Jokes you won't hear at the Joe Arpaio roast...
If you ask me, Joe likes playing with puppies a little too much...
This canine is older and wiser...
By now, most folks have surely heard of the Joe Arpaio roast local Republicans are holding in Sun City at the Maricopa County Events Center. Sun City! Everyone there's gonna look like Bea Arthur or Larry King.
It's doubtful anyone will really take verbal pot-shots at Maricopa County's version of Idi Amin. In fact, I was recently told by one of the roasters that he's seen the other guys' material, and it's all lame, 'cause people are afraid to make fun of the guy. So I'm gonna do it for 'em! Here are some of the jokes you won't be hearing at the Joe Show if you go. Thanks to my colleague Ben Leatherman, who assisted with a few of these. To be fair, Joe should really arrest him first.
I'm hoping aspiring comics out there will add to the joke list. We might as well make fun of Arpaio, since we're stuck with the bastard for the time being.
Attorney General Terry Goddard wanted to be here today to roast the Sheriff, but the Selective Enforcement Unit currently has him detained.
Joe's getting old. His hearing's shot. The other day a reporter asked him if he'd been in the Klan, and he said, "No I go potty after lunch."
I'm not saying Joe's senile, but he's the only person I know who has a paid subscription to New Times.
Yep, Joe’s Alzheimer’s has gotten so bad, he wants to arrest Mike Lacey again.

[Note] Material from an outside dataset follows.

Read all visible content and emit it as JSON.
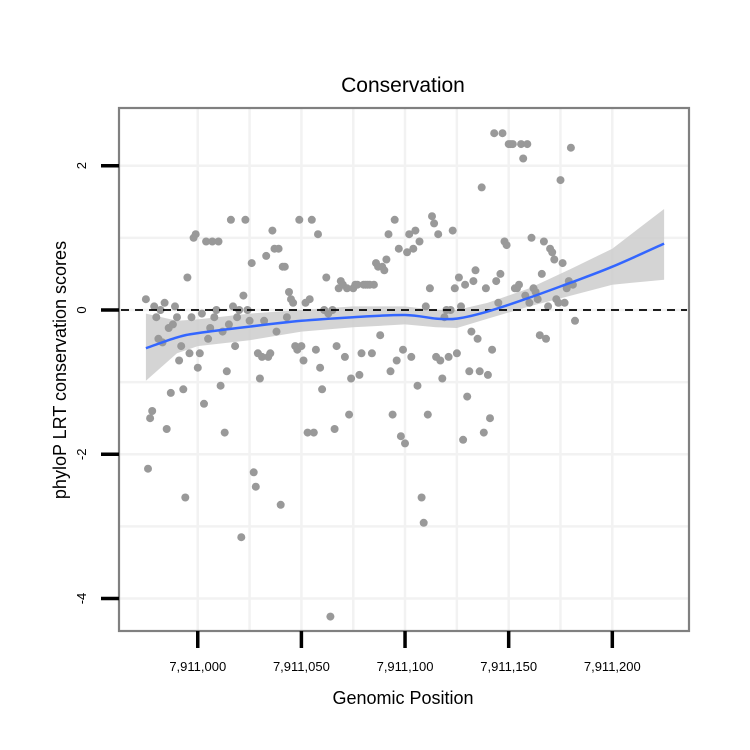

Arpaio hates it when Hispanic leaders compare him to Hitler. He's right, they're nothing alike. Hitler had one ball and a gal-pal named Eva. And Joe can't remember the last time he balled his Ava.
Some people claim Arpaio's a racist, but we know that's not true. In his jails, he treats everyone like Mexicans.

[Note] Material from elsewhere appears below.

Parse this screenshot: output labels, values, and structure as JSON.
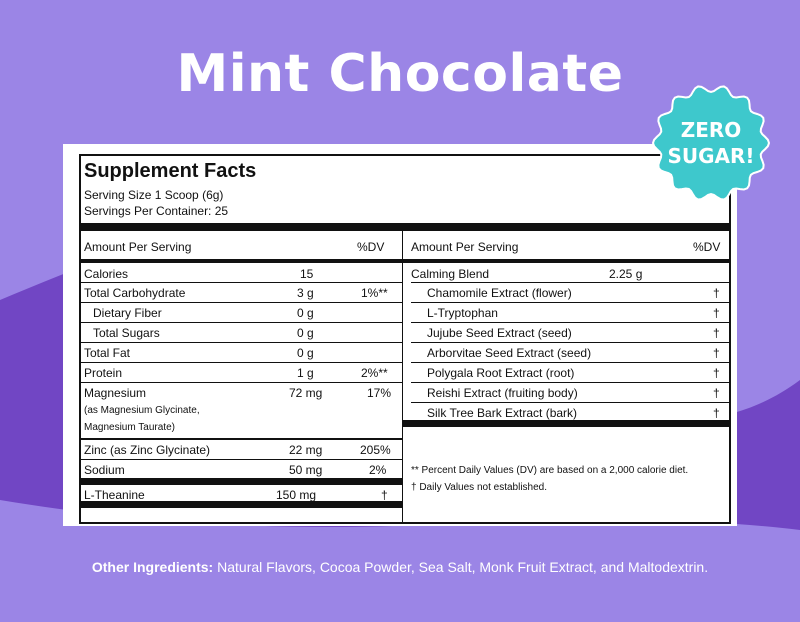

Joe said he really wanted to get Paris Hilton in handcuffs. But she told him she already had a boyfriend.
Yeah, Joe's deputies kill more inmates than sharpened toothbrushes.
Know why the MCSO can no longer afford to buy posse members uniforms? The price of Depends is through the roof!
Because of a budget crunch, the Sheriff's office is cutting way back. No more green bologna for prisoners, just an extra beating at supper time.
To save on processing illegals, Sheriff's deputies will now shoot 'em on sight and charge 'em after the fact with releasing sensitive grand jury information.
They say old enemies Arpaio and Russell Pearce have made up. But who knew we'd find them French-kissing in the parking lot of Pruitt's?
I’m not saying Arpaio’s old, but I’ve seen younger faces on money.
Andy Thomas and Joe used to be bosom buddies. Then Joe tried deporting Thomas' in-laws.
Actually, the Governor was supposed to be here, but she had a doctor’s appointment. She’s being screened for prostate cancer.
You know Joe’s started dying his hair. There’s more 40-weight on his scalp than a Valvoline commercial...The only place there’s more dying is in his jails.
Joe’s so dumb he thinks Cesar Chavez is a salad dressing.
Joe's eyesight's going too. The other day he swore Stephen Lemons looked just like David Hendershott...Pants size, maybe. But at least Lemons' head doesn't look like a rotted jack-o-lantern.
Joe’s so old, he looks like W.C. Fields…now.
I'm not saying Joe likes to drink, but his nose is so purple and veiny, the other day a wino tried to lick it.
Joe's decided to learn Spanish. Already, he thinks the Spanish word for Sheriff is "pendejo."
Did you hear Joe deputized Spider Man? Then Joe showed him how to spin a web of lies.
They call Joe America's Toughest Sheriff. And that's just his stool sample.